Regarding your sub-questions

  • Are the structs defined by SumTypes fixed size no matter which conceptual type they represent, or does their generic typing afford flexibility there?
    • If so, does that trade off potentially higher memory usage?
    • If so, does it enable performance wins for things like an Array, since indexing is simpler?
    • If not, does that trade off performance for things like Arrays?

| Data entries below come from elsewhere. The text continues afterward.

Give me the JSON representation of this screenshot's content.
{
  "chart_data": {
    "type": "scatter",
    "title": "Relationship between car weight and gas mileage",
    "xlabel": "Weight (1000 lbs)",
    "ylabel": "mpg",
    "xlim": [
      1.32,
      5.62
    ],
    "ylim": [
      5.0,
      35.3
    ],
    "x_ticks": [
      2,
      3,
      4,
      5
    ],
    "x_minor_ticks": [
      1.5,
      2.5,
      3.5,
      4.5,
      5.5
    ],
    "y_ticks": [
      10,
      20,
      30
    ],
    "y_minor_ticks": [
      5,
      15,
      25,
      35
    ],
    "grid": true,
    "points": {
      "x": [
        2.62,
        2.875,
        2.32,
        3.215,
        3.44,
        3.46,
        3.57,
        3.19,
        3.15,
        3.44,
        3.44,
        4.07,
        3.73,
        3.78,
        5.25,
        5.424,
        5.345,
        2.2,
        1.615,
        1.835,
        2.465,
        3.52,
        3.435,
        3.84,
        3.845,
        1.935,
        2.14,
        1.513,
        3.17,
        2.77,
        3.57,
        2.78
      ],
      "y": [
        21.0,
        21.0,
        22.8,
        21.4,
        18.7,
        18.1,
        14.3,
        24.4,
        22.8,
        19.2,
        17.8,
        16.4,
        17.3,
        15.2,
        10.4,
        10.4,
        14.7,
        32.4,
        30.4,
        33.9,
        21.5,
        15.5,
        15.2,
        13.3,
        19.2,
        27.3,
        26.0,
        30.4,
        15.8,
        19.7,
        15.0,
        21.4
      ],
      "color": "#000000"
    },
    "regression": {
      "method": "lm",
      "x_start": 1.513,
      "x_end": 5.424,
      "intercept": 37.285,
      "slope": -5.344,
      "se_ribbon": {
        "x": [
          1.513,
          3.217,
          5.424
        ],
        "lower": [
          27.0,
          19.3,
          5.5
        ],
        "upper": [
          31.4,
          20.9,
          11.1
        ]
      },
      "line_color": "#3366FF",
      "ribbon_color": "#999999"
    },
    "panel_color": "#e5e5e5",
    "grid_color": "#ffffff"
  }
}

SumTypes storage size is fixed for every combination of parameters. So if you have Either{Int, Int}, that'll have one fixed size, but Either{Int, NTuple{100, Int}} will have a different size. We're mostly getting the best of both worlds here. Unlike something like MLStyle, a SumType has a fixed layout so it can be allocated inline in an array, and only take up however much space the largest variant needs (plus space for the tag), this causes very big performance wins in arrays.

  • What kinds of use cases would one of the two approaches offer substantially better performance than the other, and in which kind of use cases would the performance difference be small?

In many circumstances they should be rather similar, but any time you put a SumType in a container, and read from that container, I'd generally expect SumTypes to be at a significant advantage.

  • In general (beyond the world of sum types), how bad is it to use an abstract type vs. a union on concrete types vs. a single concrete type for things like Arrays?

Hard to say in general. It's usually rather slow to have boxed abstract storage in an array, but sometimes you don't care about that overhead.